46     Il résulte de la formulation de l’article 221, paragraphe 1, du code des douanes, qui est dépourvue de toute ambiguïté ainsi que le relève M. l’avocat général au point 68 de ses conclusions, que la prise en compte, qui consiste en l’inscription du montant des droits, par les autorités douanières, dans les registres comptables ou sur tout autre support qui en tient lieu, doit nécessairement précéder la communication au débiteur du montant des droits à l’importation ou des droits à l’exportation.

47     Un tel déroulement chronologique des opérations de prise en compte et de communication du montant des droits, consacré par l’intitulé même de la section 1 du chapitre 3 du titre VII du code des douanes, «Prise en compte et communication au débiteur du montant des droits», doit être respecté sous peine de générer des différences de traitement entre les redevables et de nuire, par ailleurs, au fonctionnement harmonieux de l’union douanière. Cette même approche était retenue par le règlement n° 1854/89 dont le quatrième considérant faisait état des «délais dans lesquels les montants de droits à l’importation ou à l’exportation pris en compte doivent être acquittés».

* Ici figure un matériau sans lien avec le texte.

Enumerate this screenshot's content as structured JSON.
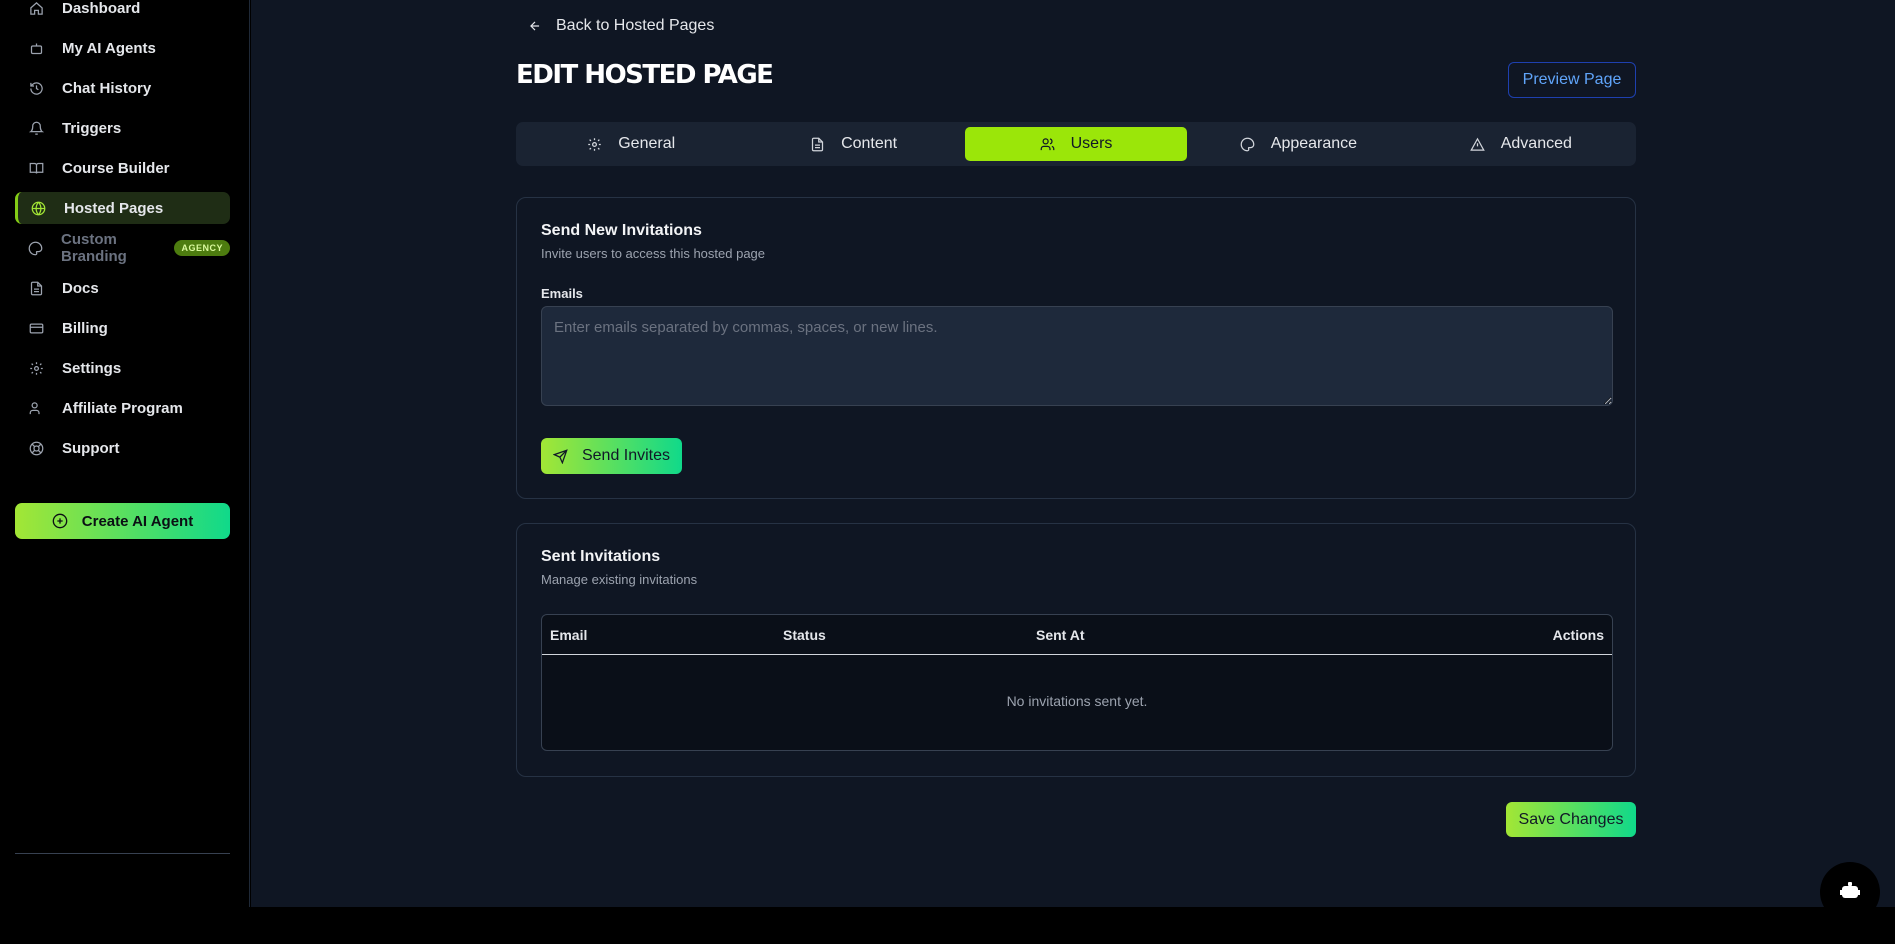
{
  "sidebar": {
    "items": [
      {
        "label": "Dashboard",
        "icon": "home-icon"
      },
      {
        "label": "My AI Agents",
        "icon": "bot-icon"
      },
      {
        "label": "Chat History",
        "icon": "history-icon"
      },
      {
        "label": "Triggers",
        "icon": "bell-icon"
      },
      {
        "label": "Course Builder",
        "icon": "book-icon"
      },
      {
        "label": "Hosted Pages",
        "icon": "globe-icon"
      },
      {
        "label": "Custom Branding",
        "icon": "palette-icon",
        "badge": "AGENCY"
      },
      {
        "label": "Docs",
        "icon": "document-icon"
      },
      {
        "label": "Billing",
        "icon": "credit-card-icon"
      },
      {
        "label": "Settings",
        "icon": "gear-icon"
      },
      {
        "label": "Affiliate Program",
        "icon": "users-icon"
      },
      {
        "label": "Support",
        "icon": "lifebuoy-icon"
      }
    ],
    "create_button": "Create AI Agent"
  },
  "header": {
    "back_link": "Back to Hosted Pages",
    "title": "EDIT HOSTED PAGE",
    "preview_button": "Preview Page"
  },
  "tabs": [
    {
      "label": "General",
      "icon": "gear-icon"
    },
    {
      "label": "Content",
      "icon": "document-icon"
    },
    {
      "label": "Users",
      "icon": "users-icon",
      "active": true
    },
    {
      "label": "Appearance",
      "icon": "palette-icon"
    },
    {
      "label": "Advanced",
      "icon": "warning-icon"
    }
  ],
  "invite_card": {
    "title": "Send New Invitations",
    "subtitle": "Invite users to access this hosted page",
    "emails_label": "Emails",
    "emails_value": "",
    "emails_placeholder": "Enter emails separated by commas, spaces, or new lines.",
    "send_button": "Send Invites"
  },
  "sent_card": {
    "title": "Sent Invitations",
    "subtitle": "Manage existing invitations",
    "columns": [
      "Email",
      "Status",
      "Sent At",
      "Actions"
    ],
    "rows": [],
    "empty_text": "No invitations sent yet."
  },
  "save_button": "Save Changes",
  "colors": {
    "accent": "#9be609",
    "accent_gradient_end": "#10d98a",
    "link": "#60a5fa",
    "bg": "#0f1623"
  }
}
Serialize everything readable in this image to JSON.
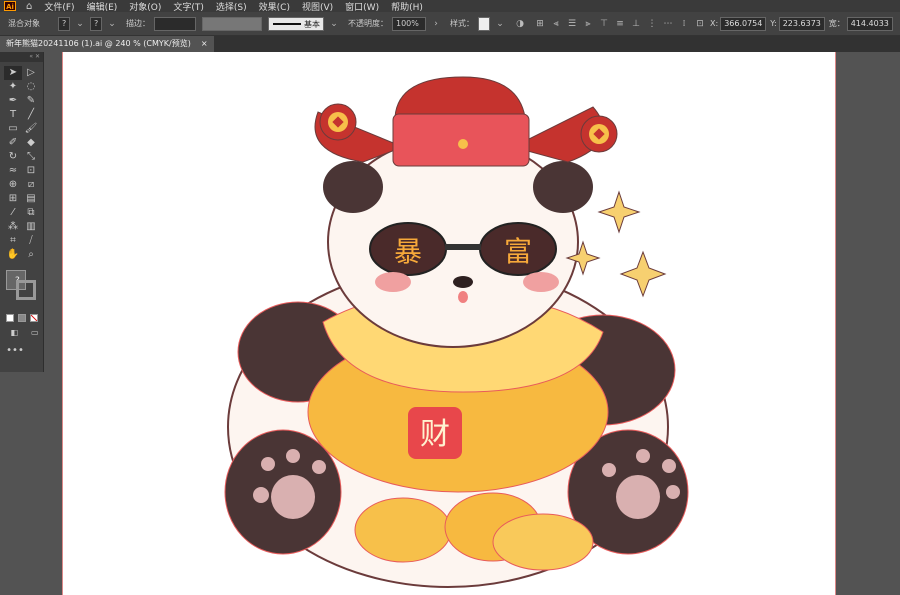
{
  "app_logo": "Ai",
  "menu": [
    "文件(F)",
    "编辑(E)",
    "对象(O)",
    "文字(T)",
    "选择(S)",
    "效果(C)",
    "视图(V)",
    "窗口(W)",
    "帮助(H)"
  ],
  "control_bar": {
    "selection_label": "混合对象",
    "stroke_label": "描边：",
    "stroke_style": "基本",
    "opacity_label": "不透明度：",
    "opacity_value": "100%",
    "style_label": "样式：",
    "x_label": "X:",
    "x_value": "366.0754",
    "y_label": "Y:",
    "y_value": "223.6373",
    "w_label": "宽：",
    "w_value": "414.4033"
  },
  "document_tab": {
    "title": "新年熊猫20241106 (1).ai @ 240 % (CMYK/预览)",
    "close": "×"
  },
  "artwork": {
    "left_char": "暴",
    "right_char": "富",
    "ingot_char": "财"
  },
  "colors": {
    "panda_dark": "#4a3535",
    "hat_red": "#d7453f",
    "gold": "#f7c04a",
    "outline": "#e85b5b",
    "cheek": "#f0a0a0"
  }
}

48     Cette solution ne contredit nullement la jurisprudence de la Cour dont fait état la Commission, selon laquelle l’inobservation des délais prévus pour l’inscription par l’autorité douanière du montant des droits dans les registres comptables ne fait pas obstacle au recouvrement a posteriori, le non-respect des délais fixés pour la prise en compte ne pouvant donner lieu qu’au paiement d’intérêts de retard par l’État membre concerné, dans le cadre de la mise à disposition des ressources propres (voir notamment, en ce sens, arrêts du 26 novembre 1998, Covita, C‑370/96, Rec. p. I‑7711, points 36 et 37, et De Haan, précité, point 34). Ces arrêts statuent, en effet, sur la seule question des effets attachés au retard dans la prise en compte et intéressent exclusivement les rapports entre les États membres et la Communauté.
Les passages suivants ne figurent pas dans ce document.